I was 12 when I quit. Thank goodness, because according to Flesh & Bone (Lightbox), it's addictive and really bad for you. Sure, giving up ballet meant I would never get into the company of my dreams. But it also meant I wouldn't casually lose a toenail, be humiliated if my phone rang during class, or be told to "get the girls out" at a company party. My sadistic brother wouldn't come looking for me, a homeless guy wouldn't give me drugs and my jealous new flatmate wouldn't be a complete biotch.
All of this happens to troubled ingenue Claire in the creepy but compelling new series from Breaking Bad's Moira Walley-Beckett. Just as Darren Aronofsky's Black Swan explored the ugliness lurking beneath the beauty of ballet, this unsettling drama finds depraved new levels for the characters to sink to for their art.
Sarah Hay (also of Black Swan) is well cast as the new girl in the American Ballet Company. She's naive, sensitive, vulnerable. She's also brilliant, and thrown into the principal role overnight, turning nearly everyone into her nemesis. If you thought Glee was catty, try surviving a day in this studio.
Everyone is insecure about their place in the company, particularly ageing principal dancer Kiira, who is sleeping with the boss and on drugs. The straight guy wants to shag Claire. So does a wealthy Frenchman who she's virtually set up with as payment for sponsorship. If there's a theme developing it's that the dancers are expected to, well, perform. Even the semi-friendly one gives lap-dances at a seedy club. All of which gives the first episode a kind of bleak humourlessness. But by the second ep, this nasty little melodrama has become quite addictive. And because it's ballet, there's always something pretty to look at, even if some of it borders on cliche.
It's led by a cast of world-class dancers who are exquisite to watch, even if they're just warming up in the background. Little details make it more authentic too - Claire's green-eyed flatmate keeps her pointe shoes in the fridge. Like Breaking Bad, Flesh & Bone admirably shows, rather than tells, many of its disturbing scenes playing out without much dialogue. When it does come, it's pithy and dark.
"We make gravity our bitch," smirks Paul (Ben Daniels), the mercurial head of the company, who looks like a rugged Ethan Stiefel. The former American Ballet Theatre star and artistic director of the Royal New Zealand Ballet for three years, Stiefel is also the show's choreographer. Judging by his congenial public appearances, it's doubtful he'd have resorted to the dismissive cruelty of his TV alter ego. If that were the case, few would continue to dance beyond the age of 12.
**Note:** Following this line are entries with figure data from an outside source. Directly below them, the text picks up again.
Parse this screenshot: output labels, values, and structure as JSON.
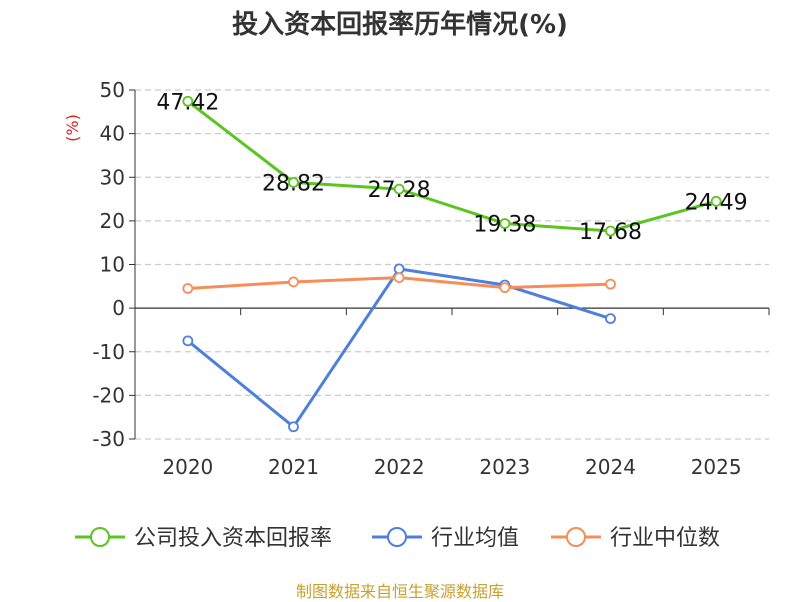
{
  "title": "投入资本回报率历年情况(%)",
  "source": "制图数据来自恒生聚源数据库",
  "chart_data": {
    "type": "line",
    "title": "投入资本回报率历年情况(%)",
    "ylabel": "(%)",
    "categories": [
      "2020",
      "2021",
      "2022",
      "2023",
      "2024",
      "2025"
    ],
    "ylim": [
      -30,
      50
    ],
    "yticks": [
      50,
      40,
      30,
      20,
      10,
      0,
      -10,
      -20,
      -30
    ],
    "grid": true,
    "legend_position": "bottom",
    "series": [
      {
        "name": "公司投入资本回报率",
        "color": "#5bc51f",
        "values": [
          47.42,
          28.82,
          27.28,
          19.38,
          17.68,
          24.49
        ],
        "labels": [
          "47.42",
          "28.82",
          "27.28",
          "19.38",
          "17.68",
          "24.49"
        ]
      },
      {
        "name": "行业均值",
        "color": "#4e7fdd",
        "values": [
          -7.5,
          -27.2,
          9.0,
          5.3,
          -2.4,
          null
        ]
      },
      {
        "name": "行业中位数",
        "color": "#f78d58",
        "values": [
          4.5,
          6.0,
          7.0,
          4.7,
          5.5,
          null
        ]
      }
    ]
  }
}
Speaking of series based on films, Fargo (midway through season two, 8.30pm, Tuesdays, SoHo) is a sardonic match to the Coen brothers' flick of 1996, and so far, just as good as the first season, if not better. Suck on that, True Detective. It leans just as heavily on stylistic touches, the wintry Minnesotan landscape as much a character as the cheery North Dakota accent, and the strong cast - Patrick Wilson, Ted Danson, Kirsten Dunst, Jesse Plemons, Jeffrey Donovan, Jean Smart and Nick Offerman - gelling to create the grittiest, funniest drama on air.
Meanwhile, the show cleverly reflects a time of cultural change, whether it's showing a woman in charge (Smart's crime family matriarch) or throwing in an awkward conversation between Lou Solverson and Ronald Reagan at the urinal.
For what was a relatively simple set-up of a murder gone wrong, the plot keeps finding new ways to surprise, the latest the bloody attacks meaning a war between crime factions is well and truly under way. Aw geez.